Note that Hong Kong is the most “free” country in the world according to the Heritage Foundation. Apparently HF has a very different definition of “Economic Freedom,” one that doesn’t include the power of one’s economic wealth—not limited to all the resources available to them from the state and the rest of society. It seems they’ve been walking an all to Randian path where only one’s own will and ability can define worth and value. It’s no secret, although it’s not admonished enough, that conservatives have strayed from the path Hayek walked and detoured into the darker regions of subjective Objectivism.

The proof is very evident to anyone who bothers to study the things they espouse are important to them.

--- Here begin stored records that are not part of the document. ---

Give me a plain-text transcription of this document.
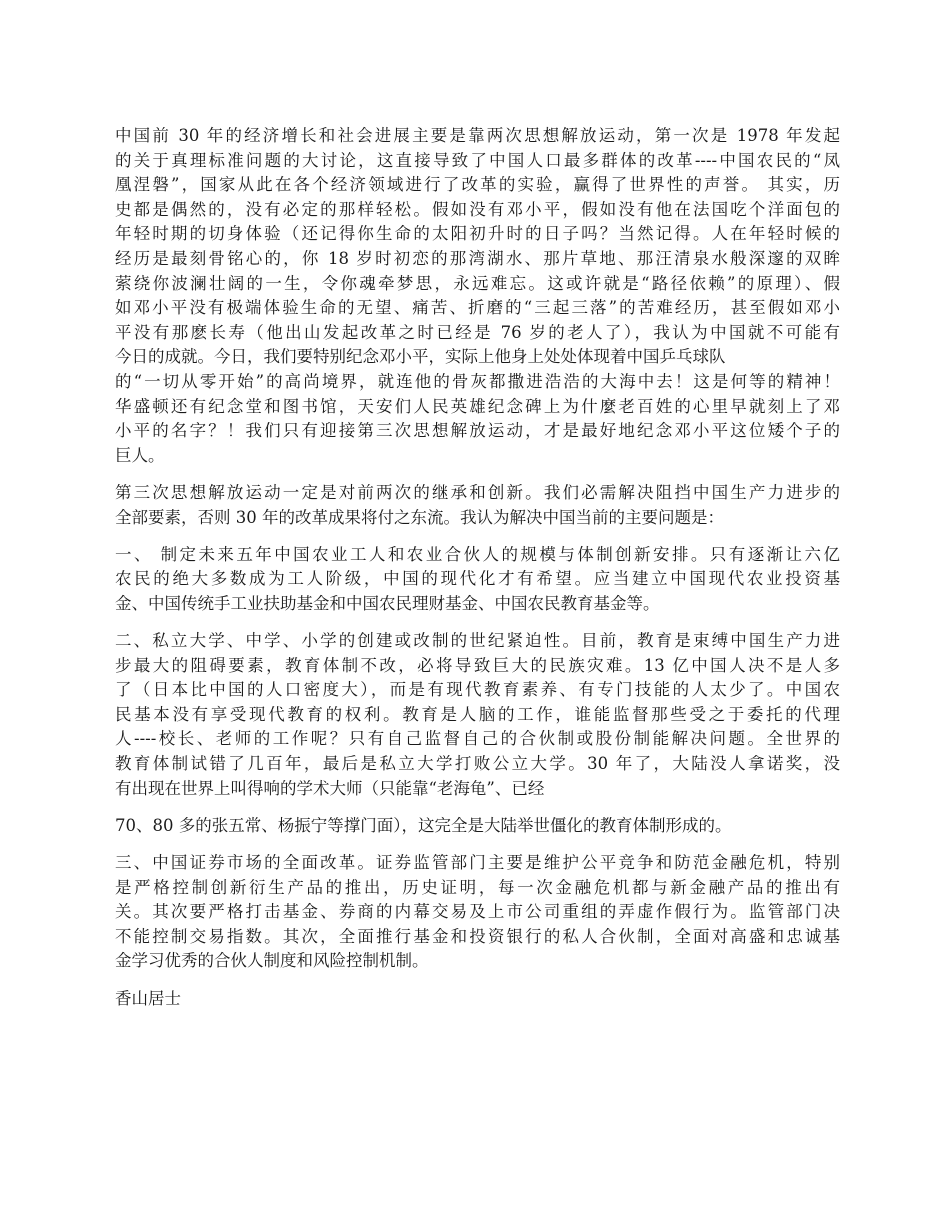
中国前 30 年的经济增长和社会进展主要是靠两次思想解放运动，第一次是 1978 年发起
的关于真理标准问题的大讨论，这直接导致了中国人口最多群体的改革----中国农民的“凤
凰涅磐”，国家从此在各个经济领域进行了改革的实验，赢得了世界性的声誉。 其实，历
史都是偶然的，没有必定的那样轻松。假如没有邓小平，假如没有他在法国吃个洋面包的
年轻时期的切身体验（还记得你生命的太阳初升时的日子吗？当然记得。人在年轻时候的
经历是最刻骨铭心的，你 18 岁时初恋的那湾湖水、那片草地、那汪清泉水般深邃的双眸
萦绕你波澜壮阔的一生，令你魂牵梦思，永远难忘。这或许就是“路径依赖”的原理）、假
如邓小平没有极端体验生命的无望、痛苦、折磨的“三起三落”的苦难经历，甚至假如邓小
平没有那麽长寿（他出山发起改革之时已经是 76 岁的老人了），我认为中国就不可能有
今日的成就。今日，我们要特别纪念邓小平，实际上他身上处处体现着中国乒乓球队
的“一切从零开始”的高尚境界，就连他的骨灰都撒进浩浩的大海中去！这是何等的精神！
华盛顿还有纪念堂和图书馆，天安们人民英雄纪念碑上为什麼老百姓的心里早就刻上了邓
小平的名字？！我们只有迎接第三次思想解放运动，才是最好地纪念邓小平这位矮个子的
巨人。
第三次思想解放运动一定是对前两次的继承和创新。我们必需解决阻挡中国生产力进步的
全部要素，否则 30 年的改革成果将付之东流。我认为解决中国当前的主要问题是：
一、 制定未来五年中国农业工人和农业合伙人的规模与体制创新安排。只有逐渐让六亿
农民的绝大多数成为工人阶级，中国的现代化才有希望。应当建立中国现代农业投资基
金、中国传统手工业扶助基金和中国农民理财基金、中国农民教育基金等。
二、私立大学、中学、小学的创建或改制的世纪紧迫性。目前，教育是束缚中国生产力进
步最大的阻碍要素，教育体制不改，必将导致巨大的民族灾难。13 亿中国人决不是人多
了（日本比中国的人口密度大），而是有现代教育素养、有专门技能的人太少了。中国农
民基本没有享受现代教育的权利。教育是人脑的工作，谁能监督那些受之于委托的代理
人----校长、老师的工作呢？只有自己监督自己的合伙制或股份制能解决问题。全世界的
教育体制试错了几百年，最后是私立大学打败公立大学。30 年了，大陆没人拿诺奖，没
有出现在世界上叫得响的学术大师（只能靠“老海龟”、已经
70、80 多的张五常、杨振宁等撑门面），这完全是大陆举世僵化的教育体制形成的。
三、中国证券市场的全面改革。证券监管部门主要是维护公平竞争和防范金融危机，特别
是严格控制创新衍生产品的推出，历史证明，每一次金融危机都与新金融产品的推出有
关。其次要严格打击基金、券商的内幕交易及上市公司重组的弄虚作假行为。监管部门决
不能控制交易指数。其次，全面推行基金和投资银行的私人合伙制，全面对高盛和忠诚基
金学习优秀的合伙人制度和风险控制机制。

香山居士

Nor is there any reason why the state should not assist the individuals in providing for those common hazards of life against which, because of their uncertainty, few individuals can make adequate provision.

Where, as in the case of sickness and accident, neither the desire to avoid such calamities nor the efforts to overcome their consequences are as a rule weakened by the provision of assistance – where, in short, we deal with genuinely insurable risks – the case for the state’s helping to organize a comprehensive system of social insurance is very strong… Wherever communal action can mitigate disasters against which the individual can neither attempt to guard himself nor make the provision for the consequences, such communal action should undoubtedly be taken.

The Road To Serfdom by Friedrich von Hayek

So, what, exactly, is freedom another word for—according to conservatives, libertarians and those at the Heritage Foundation?

Freedom translates into a simple phrase: “I’ve Got Mine, Fuck You.”